Camouflage
Camouflage
I am a geek, and so it should be obvious that I like geeky things. One of the things that I have always been interested in, is the art of camouflage, especially military camouflage. During my ‘green period’, well if Picasso can have a 'blue period' I can have a 'green period', I was asked to camouflage a group of Land Rovers. I did such an impressive job that when we tried to find them in failing light we couldn’t. I had succeeded in finding my metier. I was the 'camo guy'. I was pretty useless at everything else, luckily I got over my ‘green period’ and moved on.
One area of camouflage that gets my ‘noggin jogging’ is dazzle camouflage. Dazzle camouflage was an idea first tried out during the First World War to camouflage ships. It looks beautiful to my eye. Look at the picture below called Dazzle-ships in Drydock at Liverpool. A picture by Edward Wadsworth painted in 1919. It looks so wrong but right. The whole idea was to disrupt the shape, to fool the eye at long distance. Did it work? Well yes, sort of. Also look at the picture by Arthur Lismer called Olympic with returning soldiers painted in 1919, and it just looks amazing.
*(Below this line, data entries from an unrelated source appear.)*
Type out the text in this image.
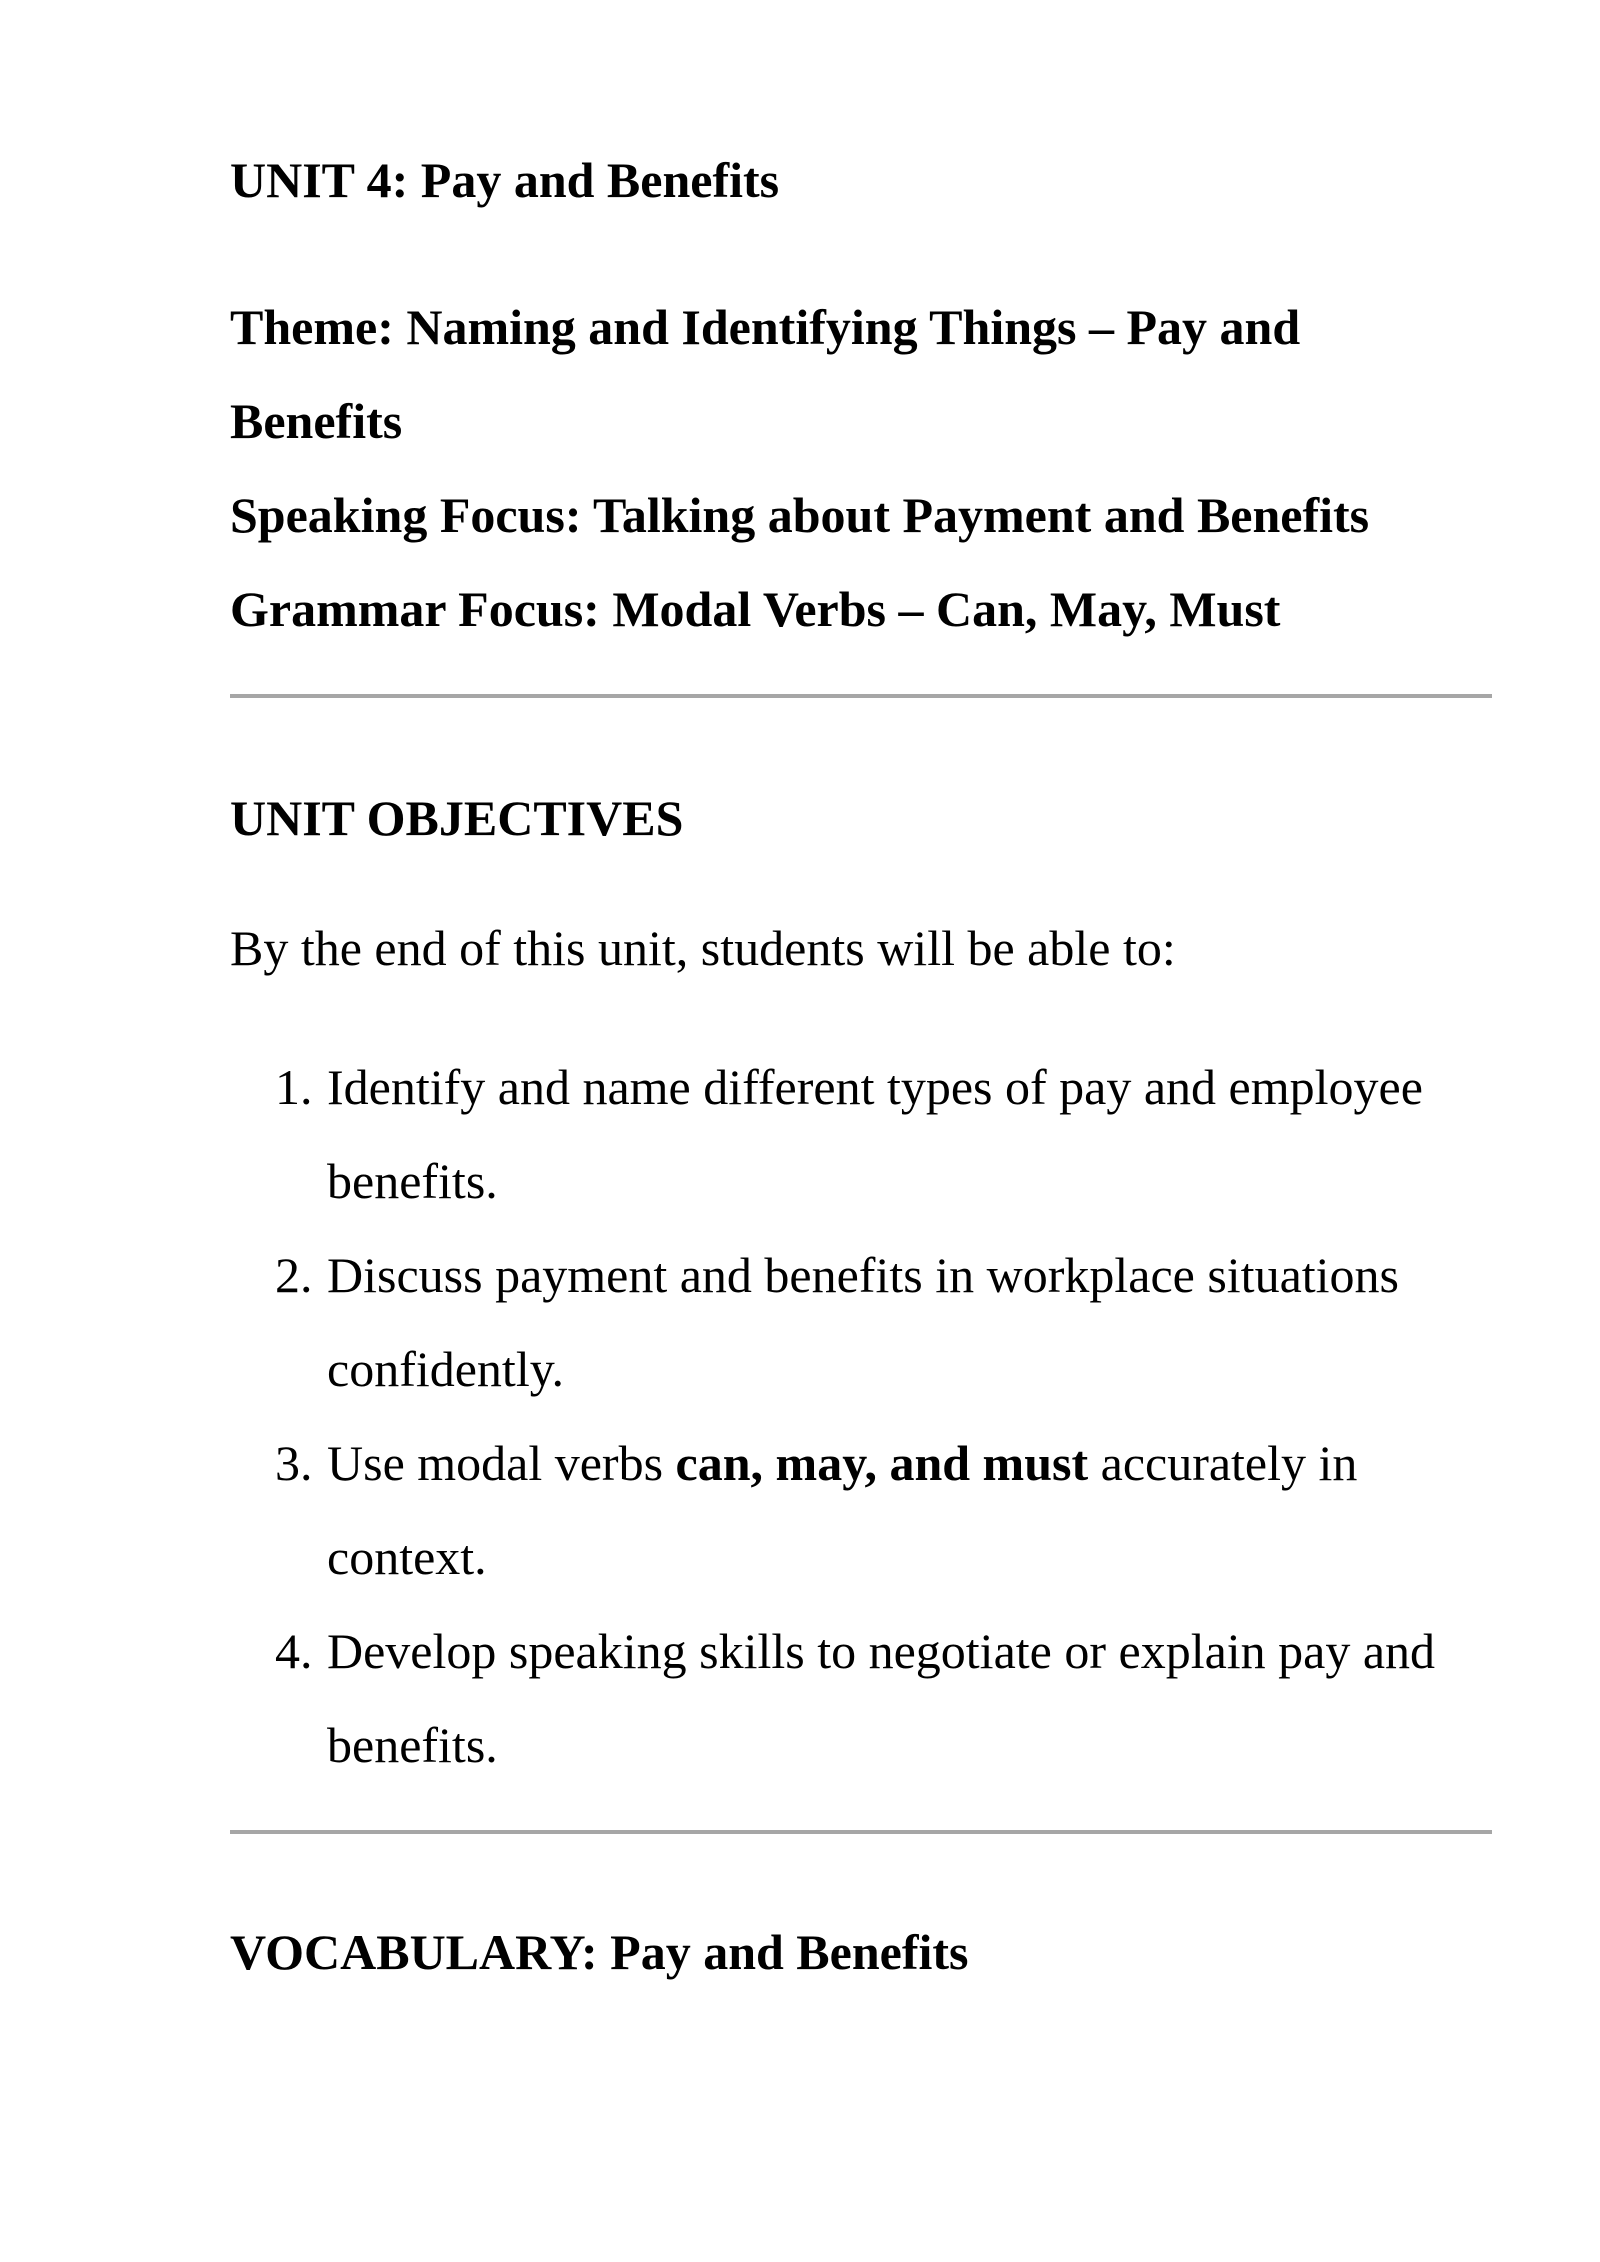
UNIT 4: Pay and Benefits
Theme: Naming and Identifying Things – Pay and
Benefits
Speaking Focus: Talking about Payment and Benefits
Grammar Focus: Modal Verbs – Can, May, Must
UNIT OBJECTIVES

By the end of this unit, students will be able to:

1. Identify and name different types of pay and employee benefits.
2. Discuss payment and benefits in workplace situations confidently.
3. Use modal verbs can, may, and must accurately in context.
4. Develop speaking skills to negotiate or explain pay and benefits.
VOCABULARY: Pay and Benefits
War artist Arthur Lismer captured the return of the troopship SS Olympic (centre) to Halifax harbour following the First World War. Olympic's multi-coloured dazzle camouflage, added in 1917 at the height of the German U-Boat threat, was intended to make the ship more difficult to identify and target. The painting also provides a glimpse of the busy Halifax dockyard, Canada's principal wartime naval base. Pressed into service in 1915, Olympic became one of the war's most famous troop ships. Affectionately known as "Old Reliable," Olympic would carry over 200,000 British, American, and Canadian troops to and from the fighting fronts. This painting is used in schools all across the country for projects and award winning essays.
Indeed, Dazzle Camouflage was embraced by artists and even became a ‘fashion statement’ for a while for instance:
In 2014, the Centenary Art Commission backed three dazzle camouflage installations in Britain: Carlos Cruz-Diez covered the pilot ship MV Edmund Gardner in Liverpool's Canning Dock with bright multi-coloured dazzle artwork, as part of the city's 2014 Liverpool Biennial art festival; and Tobias Rehberger painted HMS President, anchored since 1922 at Blackfriars Bridge in London, to commemorate the use of dazzle, a century on. Peter Blake was commissioned to design exterior paintwork for MV Snowdrop, a Mersey Ferry, which he called "Everybody Razzle Dazzle", combining his trademark motifs (stars, targets etc.) with First World War dazzle designs.
Even Picasso himself got in on the act, arguing that Dazzle Camouflage was his invention because it was quintessentially cubist. Well probably.
I like camouflage because it tricks the eye, and the mind, it hides things pretty much in plain sight, and even today you see people wearing camouflage clothing as a fashion statement. One of my most treasured possessions is a camouflage jacket given to me by a survival expert called Eddie McGee, he was in the SAS, and was known as Jungle Eddie, we really got on, he was Ray Mears before Ray Mears. He was a survival expert and a tracker. He became famous when he tracked down a fugitive from the police, a guy called Barry Prudom. Prudom was nicknamed the ‘phantom in the forest’ but Eddie got his man. Eddie was interesting and unassuming. He taught people how to survive, and taught me a lot. He also taught me how to camouflage stuff, maybe too well. But he ‘showed me the way’ (a family joke there) and I became fascinated by camouflage of all sorts, in many ways I am very adept at it still. Or am I? Camouflage is to essentially confuse they eye and the mind. Be confusing…
Two American ships in dazzle camouflage, painted by Burnell Poole, 1918.
Somehow I couldn't take this post down, the pictures are (to me) beautiful, so there!